Par TPS-IL • 14 mai 2026
Jérusalem, 14 mai 2026 (TPS-IL) — Des scientifiques de l’Université hébraïque de Jérusalem affirment avoir développé un traitement agricole naturel qui augmente significativement les rendements des cultures tout en améliorant le goût et la qualité des produits, offrant ainsi, selon les scientifiques, une alternative plus durable aux engrais et pesticides conventionnels.
Ces recherches interviennent alors que scientifiques et gouvernements du monde entier cherchent des moyens d’accroître la production alimentaire pour une population mondiale croissante, tout en réduisant les dommages environnementaux associés à l’agriculture intensive. L’utilisation massive d’engrais et de pesticides synthétiques est depuis longtemps liée à la dégradation des sols, à la pollution de l’eau et aux émissions de gaz à effet de serre.
L’étude, publiée dans la revue à comité de lecture Plant Physiology, se concentre sur un extrait dérivé de Pseudozyma aphidis, un champignon de type levure dont les sécrétions semblent stimuler la croissance des plantes et améliorer la qualité des fruits dans plusieurs familles de cultures.
« Nos découvertes démontrent que l’extrait de composés sécrétés par Pseudozyma aphidis agit comme un agent efficace pour améliorer à la fois la quantité et la qualité des produits agricoles », a déclaré la chercheuse principale, la professeure Maggie Levy.
Plutôt que de s’appuyer sur des cultures fongiques vivantes, qui peuvent se comporter de manière imprévisible dans des conditions environnementales changeantes, l’équipe s’est concentrée sur les composés sécrétés par le champignon lui-même.
Selon les chercheurs, cette approche offre une solution plus stable et fiable pour l’agriculture à grande échelle, car elle évite les défis liés à l’établissement de colonies microbiennes vivantes dans différents climats et conditions de sol.
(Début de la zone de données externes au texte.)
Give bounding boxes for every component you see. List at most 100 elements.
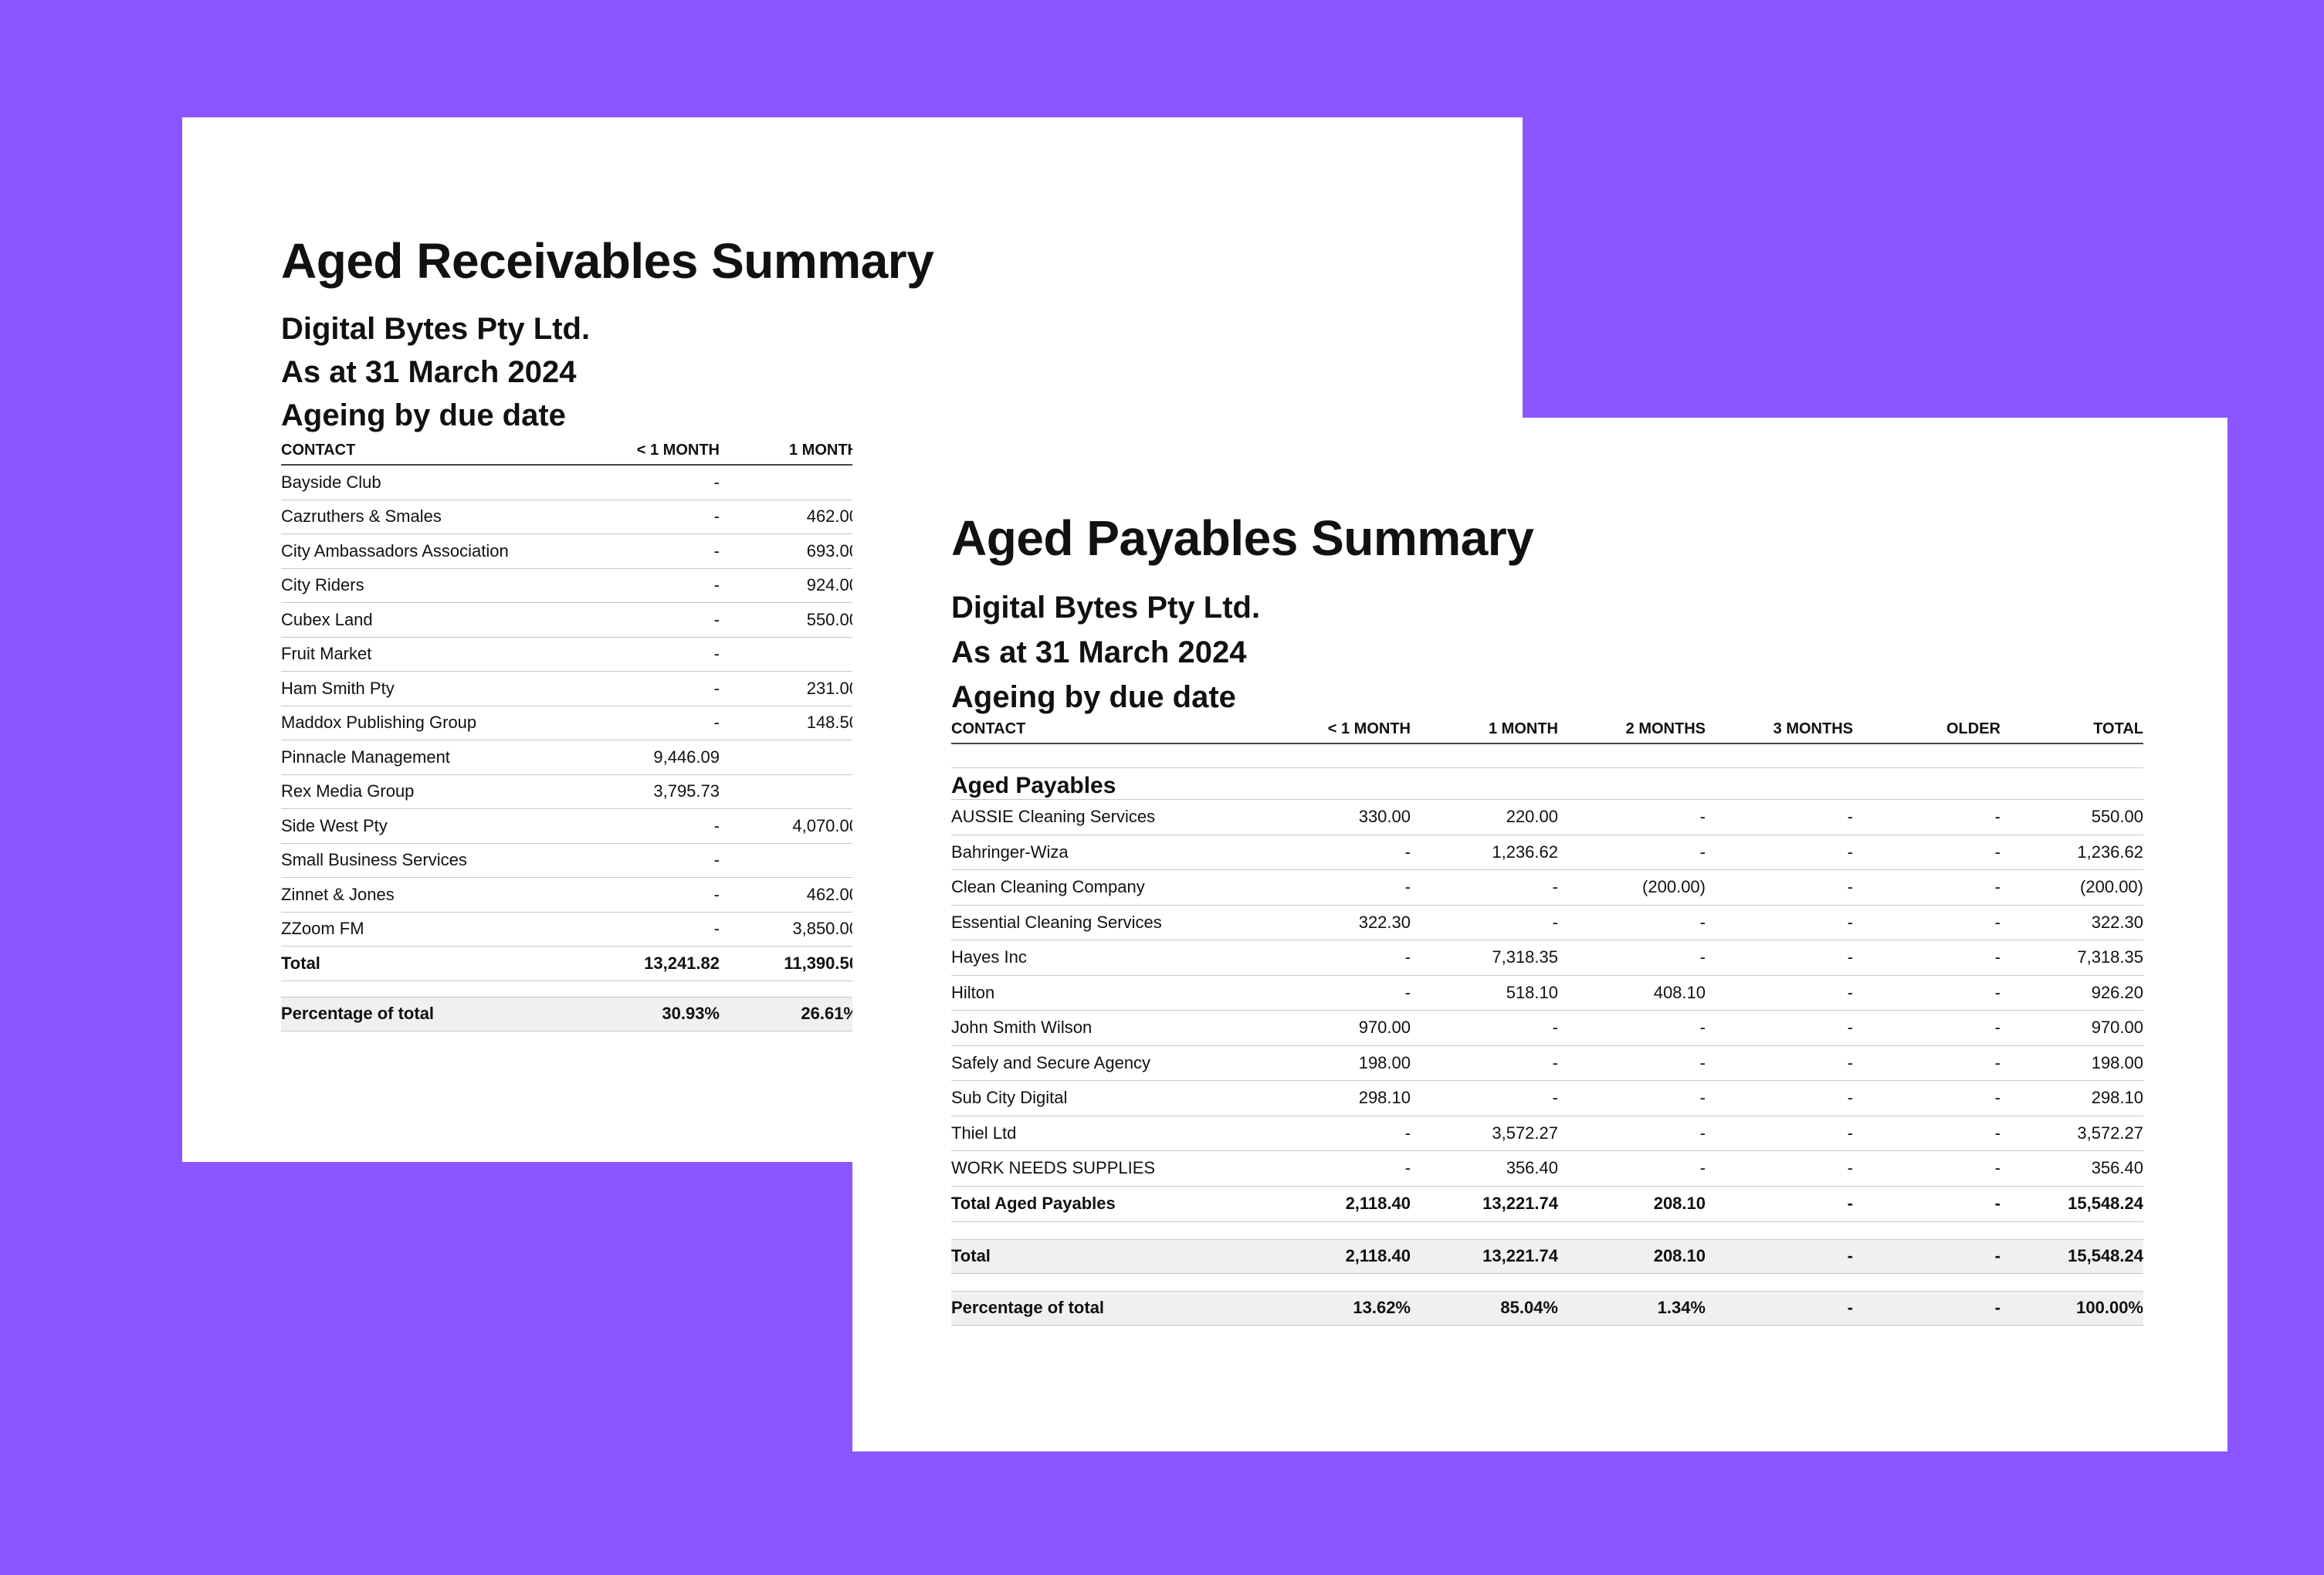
table-row: AUSSIE Cleaning Services 330.00 220.00- - -5…: [951, 799, 2143, 835]
table-row: Hayes Inc -7,318.35- - -7,318.35: [951, 940, 2143, 976]
lt1-month-cell: 198.00: [1256, 1045, 1411, 1081]
column-header-total: TOTAL: [2000, 720, 2143, 744]
percentage-lt1-month: 13.62%: [1256, 1291, 1411, 1326]
total-cell: 926.20: [2000, 975, 2143, 1011]
column-header-older: OLDER: [1853, 720, 2000, 744]
1-month-cell: [720, 465, 859, 500]
1-month-cell: 356.40: [1411, 1150, 1558, 1187]
lt1-month-cell: -: [1256, 835, 1411, 870]
table-row: Small Business Services -: [281, 843, 1035, 878]
lt1-month-cell: -: [621, 671, 720, 706]
older-cell: -: [1853, 1010, 2000, 1046]
2-months-cell: 408.10: [1558, 975, 1706, 1011]
3-months-cell: -: [1706, 975, 1853, 1011]
payables-total-row: Total 2,118.40 13,221.74 208.10 - - 15,5…: [951, 1239, 2143, 1274]
total-lt1-month: 13,241.82: [621, 946, 720, 981]
total-label: Total: [951, 1239, 1256, 1274]
total-1-month: 13,221.74: [1411, 1239, 1558, 1274]
older-cell: -: [1853, 940, 2000, 976]
contact-cell: Cubex Land: [281, 602, 621, 638]
contact-cell: Hayes Inc: [951, 940, 1256, 976]
total-cell: 550.00: [2000, 799, 2143, 835]
column-header-3-months: 3 MONTHS: [1706, 720, 1853, 744]
total-cell: (200.00): [2000, 869, 2143, 906]
percentage-lt1-month: 30.93%: [621, 997, 720, 1031]
section-total-label: Total Aged Payables: [951, 1186, 1256, 1222]
lt1-month-cell: -: [621, 465, 720, 500]
payables-rows: AUSSIE Cleaning Services 330.00 220.00- - -5…: [951, 799, 2143, 1187]
percentage-label: Percentage of total: [951, 1291, 1256, 1326]
3-months-cell: -: [1706, 1045, 1853, 1081]
contact-cell: Hilton: [951, 975, 1256, 1011]
older-cell: -: [1853, 975, 2000, 1011]
1-month-cell: 1,236.62: [1411, 835, 1558, 870]
total-total: 15,548.24: [2000, 1239, 2143, 1274]
1-month-cell: 550.00: [720, 602, 859, 638]
1-month-cell: 462.00: [720, 500, 859, 534]
column-header-lt1-month: < 1 MONTH: [621, 442, 720, 466]
lt1-month-cell: -: [621, 808, 720, 844]
lt1-month-cell: 298.10: [1256, 1080, 1411, 1116]
1-month-cell: 518.10: [1411, 975, 1558, 1011]
total-cell: 3,572.27: [2000, 1116, 2143, 1151]
2-months-cell: -: [1558, 1150, 1706, 1187]
contact-cell: Safely and Secure Agency: [951, 1045, 1256, 1081]
1-month-cell: -: [1411, 1080, 1558, 1116]
receivables-company: Digital Bytes Pty Ltd.: [281, 312, 591, 346]
2-months-cell: -: [1558, 799, 1706, 835]
contact-cell: Rex Media Group: [281, 774, 621, 809]
payables-table: CONTACT < 1 MONTH 1 MONTH 2 MONTHS 3 MON…: [951, 720, 2143, 1326]
1-month-cell: -: [1411, 869, 1558, 906]
total-3-months: -: [1706, 1239, 1853, 1274]
contact-cell: WORK NEEDS SUPPLIES: [951, 1150, 1256, 1187]
contact-cell: Ham Smith Pty: [281, 671, 621, 706]
section-total-row: Total Aged Payables 2,118.40 13,221.74 2…: [951, 1186, 2143, 1222]
contact-cell: Fruit Market: [281, 637, 621, 672]
section-total-1-month: 13,221.74: [1411, 1186, 1558, 1222]
2-months-cell: -: [1558, 905, 1706, 940]
receivables-as-at: As at 31 March 2024: [281, 355, 577, 389]
2-months-cell: (200.00): [1558, 869, 1706, 906]
contact-cell: Essential Cleaning Services: [951, 905, 1256, 940]
lt1-month-cell: -: [1256, 940, 1411, 976]
contact-cell: ZZoom FM: [281, 912, 621, 947]
1-month-cell: 220.00: [1411, 799, 1558, 835]
section-heading: Aged Payables: [951, 767, 2143, 800]
payables-as-at: As at 31 March 2024: [951, 635, 1247, 669]
1-month-cell: 4,070.00: [720, 808, 859, 844]
payables-header-row: CONTACT < 1 MONTH 1 MONTH 2 MONTHS 3 MON…: [951, 720, 2143, 744]
contact-cell: AUSSIE Cleaning Services: [951, 799, 1256, 835]
section-total-2-months: 208.10: [1558, 1186, 1706, 1222]
contact-cell: John Smith Wilson: [951, 1010, 1256, 1046]
older-cell: -: [1853, 1080, 2000, 1116]
lt1-month-cell: -: [621, 602, 720, 638]
lt1-month-cell: -: [621, 533, 720, 569]
lt1-month-cell: 330.00: [1256, 799, 1411, 835]
table-row: Bahringer-Wiza -1,236.62- - -1,236.62: [951, 835, 2143, 870]
total-cell: 198.00: [2000, 1045, 2143, 1081]
3-months-cell: -: [1706, 905, 1853, 940]
lt1-month-cell: -: [621, 912, 720, 947]
3-months-cell: -: [1706, 799, 1853, 835]
column-header-lt1-month: < 1 MONTH: [1256, 720, 1411, 744]
total-2-months: 208.10: [1558, 1239, 1706, 1274]
section-total-3-months: -: [1706, 1186, 1853, 1222]
column-header-1-month: 1 MONTH: [720, 442, 859, 466]
percentage-total: 100.00%: [2000, 1291, 2143, 1326]
receivables-ageing: Ageing by due date: [281, 398, 566, 432]
payables-ageing: Ageing by due date: [951, 680, 1236, 714]
1-month-cell: 3,850.00: [720, 912, 859, 947]
lt1-month-cell: -: [1256, 975, 1411, 1011]
1-month-cell: 7,318.35: [1411, 940, 1558, 976]
column-header-contact: CONTACT: [281, 442, 621, 466]
3-months-cell: -: [1706, 1116, 1853, 1151]
lt1-month-cell: -: [621, 706, 720, 740]
contact-cell: Thiel Ltd: [951, 1116, 1256, 1151]
2-months-cell: -: [1558, 940, 1706, 976]
percentage-1-month: 26.61%: [720, 997, 859, 1031]
contact-cell: Clean Cleaning Company: [951, 869, 1256, 906]
1-month-cell: [720, 637, 859, 672]
1-month-cell: 231.00: [720, 671, 859, 706]
lt1-month-cell: 3,795.73: [621, 774, 720, 809]
contact-cell: Small Business Services: [281, 843, 621, 878]
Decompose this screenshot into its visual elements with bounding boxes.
« En utilisant un extrait naturel plutôt que des cultures vivantes, nous pouvons fournir aux agriculteurs un outil plus fiable et écologique pour augmenter les rendements et améliorer la saveur des aliments sur nos tables », a déclaré Levy.
L’équipe a testé l’extrait sur plusieurs groupes de cultures majeures, notamment les tomates, les melons et le maïs. Au cours des expériences, les plantes traitées ont montré un développement plus rapide, des rendements plus élevés et des caractéristiques de fruits améliorées par rapport aux groupes témoins non traités.
Pour les graines de tomates, les taux de germination ont augmenté de 18 %, tandis que les graines de melon et de maïs ont montré des gains d’environ 7 %. Les plantes traitées ont également fleuri une à deux semaines plus tôt que les plantes non traitées, ce qui pourrait potentiellement raccourcir les cycles de production pour les producteurs.
Les résultats les plus spectaculaires ont été observés en termes de production. Les plants de tomates traités avec l’extrait ont produit plus de 60 % de poids de fruits mûrs en plus que les plants non traités. Les plants de melon ont enregistré une augmentation de poids des fruits environ cinq fois supérieure à celle du groupe témoin, selon les chercheurs.
Au-delà de la productivité, les chercheurs ont indiqué que le traitement améliorait également la qualité des produits. Les tomates cultivées avec l’extrait étaient plus fermes et ont obtenu de meilleurs scores dans les évaluations sensorielles mesurant la douceur et l’arôme.
« En améliorant l’efficacité de la croissance des plantes et la valeur nutritionnelle des produits, cette approche soutient l’objectif plus large de la sécurité alimentaire mondiale sans l’empreinte environnementale des produits chimiques de synthèse », ont déclaré les scientifiques.